- German film poster
- German: Der Biberpelz
- Directed by: Erich Engel
- Written by: Robert A. Stemmle
- Based on: The Beaver Coat by Gerhart Hauptmann
- Produced by: Herbert Uhlich
- Starring: Fita Benkhoff; Werner Hinz; Käthe Haack;
- Cinematography: Bruno Mondi
- Edited by: Lilian Seng
- Music by: Ernst Roters
- Production company: DEFA
- Distributed by: Progress Film
- Release date: 21 October 1949;
- Running time: 97 minutes
- Country: East Germany
- Language: German

= The Beaver Coat (1949 film) =

1949 film directed by Erich Engel

The Beaver Coat (Der Biberpelz) is a 1949 East German comedy film directed by Erich Engel and starring Fita Benkhoff, Werner Hinz and Käthe Haack.

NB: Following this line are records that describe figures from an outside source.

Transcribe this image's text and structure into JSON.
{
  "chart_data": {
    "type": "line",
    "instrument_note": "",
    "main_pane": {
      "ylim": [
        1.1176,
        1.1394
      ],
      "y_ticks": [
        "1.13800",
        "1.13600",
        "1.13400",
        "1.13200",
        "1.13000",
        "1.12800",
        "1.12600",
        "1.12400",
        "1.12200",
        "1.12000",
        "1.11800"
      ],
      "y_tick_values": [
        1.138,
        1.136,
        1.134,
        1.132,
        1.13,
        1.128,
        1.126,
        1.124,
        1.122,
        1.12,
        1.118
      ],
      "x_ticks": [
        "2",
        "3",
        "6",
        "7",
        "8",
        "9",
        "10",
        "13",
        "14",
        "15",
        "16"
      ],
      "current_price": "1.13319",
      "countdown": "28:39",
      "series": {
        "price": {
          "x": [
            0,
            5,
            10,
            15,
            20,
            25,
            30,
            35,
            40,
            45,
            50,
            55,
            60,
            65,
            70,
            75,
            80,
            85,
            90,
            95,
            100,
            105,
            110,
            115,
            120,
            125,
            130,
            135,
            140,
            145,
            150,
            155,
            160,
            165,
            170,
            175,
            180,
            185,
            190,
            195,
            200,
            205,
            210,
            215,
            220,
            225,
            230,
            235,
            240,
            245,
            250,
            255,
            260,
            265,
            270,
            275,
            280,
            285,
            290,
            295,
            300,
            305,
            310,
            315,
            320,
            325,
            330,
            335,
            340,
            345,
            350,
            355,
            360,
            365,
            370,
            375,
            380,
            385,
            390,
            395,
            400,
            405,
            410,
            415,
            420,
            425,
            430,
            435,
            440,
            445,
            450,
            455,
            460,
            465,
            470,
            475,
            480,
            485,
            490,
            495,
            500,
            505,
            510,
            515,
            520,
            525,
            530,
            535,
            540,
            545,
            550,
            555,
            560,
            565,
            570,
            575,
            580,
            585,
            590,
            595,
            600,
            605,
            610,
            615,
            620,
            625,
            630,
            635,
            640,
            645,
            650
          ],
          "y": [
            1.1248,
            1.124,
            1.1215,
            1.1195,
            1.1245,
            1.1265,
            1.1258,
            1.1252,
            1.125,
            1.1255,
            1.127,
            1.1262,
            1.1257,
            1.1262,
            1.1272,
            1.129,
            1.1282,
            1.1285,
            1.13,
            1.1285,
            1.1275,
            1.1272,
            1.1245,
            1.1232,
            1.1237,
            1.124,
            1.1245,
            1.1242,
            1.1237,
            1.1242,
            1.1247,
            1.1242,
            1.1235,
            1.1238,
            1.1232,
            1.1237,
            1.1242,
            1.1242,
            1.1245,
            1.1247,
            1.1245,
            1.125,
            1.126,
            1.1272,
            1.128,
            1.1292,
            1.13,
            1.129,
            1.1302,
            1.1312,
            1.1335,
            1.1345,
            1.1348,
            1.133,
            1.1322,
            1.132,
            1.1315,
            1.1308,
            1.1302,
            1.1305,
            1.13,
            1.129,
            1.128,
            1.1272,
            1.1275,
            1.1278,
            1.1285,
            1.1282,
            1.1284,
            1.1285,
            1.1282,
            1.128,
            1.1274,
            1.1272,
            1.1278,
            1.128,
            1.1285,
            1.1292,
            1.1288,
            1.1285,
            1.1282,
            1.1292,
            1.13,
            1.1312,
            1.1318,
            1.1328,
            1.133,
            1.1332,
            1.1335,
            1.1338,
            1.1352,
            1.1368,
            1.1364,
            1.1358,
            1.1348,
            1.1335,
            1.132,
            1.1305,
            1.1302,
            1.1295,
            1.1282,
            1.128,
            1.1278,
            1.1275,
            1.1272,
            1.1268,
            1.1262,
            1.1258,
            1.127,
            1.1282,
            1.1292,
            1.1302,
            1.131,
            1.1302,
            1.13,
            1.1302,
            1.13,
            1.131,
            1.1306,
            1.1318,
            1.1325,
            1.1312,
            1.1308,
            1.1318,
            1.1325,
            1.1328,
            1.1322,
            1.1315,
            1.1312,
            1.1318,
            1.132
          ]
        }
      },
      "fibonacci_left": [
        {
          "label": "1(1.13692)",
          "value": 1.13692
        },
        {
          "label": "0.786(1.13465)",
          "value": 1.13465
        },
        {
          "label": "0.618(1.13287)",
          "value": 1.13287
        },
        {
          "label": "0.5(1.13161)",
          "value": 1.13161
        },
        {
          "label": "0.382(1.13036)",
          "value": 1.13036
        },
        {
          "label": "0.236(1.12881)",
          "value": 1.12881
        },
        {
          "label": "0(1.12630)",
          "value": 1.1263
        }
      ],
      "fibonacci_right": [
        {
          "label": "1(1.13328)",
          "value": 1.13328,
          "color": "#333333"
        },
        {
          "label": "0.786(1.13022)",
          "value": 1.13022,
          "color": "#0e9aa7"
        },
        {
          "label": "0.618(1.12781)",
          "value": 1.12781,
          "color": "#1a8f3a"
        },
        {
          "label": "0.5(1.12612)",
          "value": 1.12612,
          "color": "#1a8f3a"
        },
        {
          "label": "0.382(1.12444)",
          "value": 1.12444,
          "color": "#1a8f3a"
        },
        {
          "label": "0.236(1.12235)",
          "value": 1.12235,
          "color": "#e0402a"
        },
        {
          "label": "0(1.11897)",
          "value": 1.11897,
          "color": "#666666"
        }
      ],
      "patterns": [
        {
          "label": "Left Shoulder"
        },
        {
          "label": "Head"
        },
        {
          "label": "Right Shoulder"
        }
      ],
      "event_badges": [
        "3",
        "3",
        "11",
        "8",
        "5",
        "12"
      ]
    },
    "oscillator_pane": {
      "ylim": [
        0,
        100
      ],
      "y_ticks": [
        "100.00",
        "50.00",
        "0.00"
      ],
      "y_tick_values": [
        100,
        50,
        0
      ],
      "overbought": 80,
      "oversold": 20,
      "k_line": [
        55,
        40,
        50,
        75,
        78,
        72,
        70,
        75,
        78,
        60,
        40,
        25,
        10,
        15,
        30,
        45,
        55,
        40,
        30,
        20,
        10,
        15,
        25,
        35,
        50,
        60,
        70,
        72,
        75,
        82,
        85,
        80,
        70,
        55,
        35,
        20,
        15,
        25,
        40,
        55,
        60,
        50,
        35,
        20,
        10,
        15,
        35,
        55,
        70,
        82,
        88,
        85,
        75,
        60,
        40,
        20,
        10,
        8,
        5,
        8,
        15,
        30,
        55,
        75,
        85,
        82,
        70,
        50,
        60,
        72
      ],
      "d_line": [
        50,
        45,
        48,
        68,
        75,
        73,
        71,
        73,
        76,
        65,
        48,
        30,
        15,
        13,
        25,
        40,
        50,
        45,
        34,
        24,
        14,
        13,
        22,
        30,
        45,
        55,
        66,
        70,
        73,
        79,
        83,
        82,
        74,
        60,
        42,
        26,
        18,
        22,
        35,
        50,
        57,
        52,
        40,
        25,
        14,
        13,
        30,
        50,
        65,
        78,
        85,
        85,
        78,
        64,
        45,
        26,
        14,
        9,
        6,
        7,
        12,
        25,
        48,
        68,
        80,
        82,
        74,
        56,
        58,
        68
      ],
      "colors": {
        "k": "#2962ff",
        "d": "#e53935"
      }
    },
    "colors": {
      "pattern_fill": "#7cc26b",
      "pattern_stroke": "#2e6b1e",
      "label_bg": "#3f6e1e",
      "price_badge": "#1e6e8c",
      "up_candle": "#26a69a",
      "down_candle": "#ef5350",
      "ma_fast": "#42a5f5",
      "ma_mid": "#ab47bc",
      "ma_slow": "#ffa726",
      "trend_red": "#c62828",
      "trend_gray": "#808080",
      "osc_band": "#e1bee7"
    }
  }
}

It is an adaptation of Gerhart Hauptmann's 1893 play The Beaver Coat, previously adapted into a 1928 silent film and a 1937 sound film produced during the Nazi era.

It was made at the Johannisthal Studios in Berlin and on the backlot of Babelsberg Studios, both of which fell into the Eastern Zone of occupation in 1945 and were under the control of the state-owned DEFA organisation. Location shooting also took place in Potsdam. The film's sets were designed by the art director Otto Erdmann.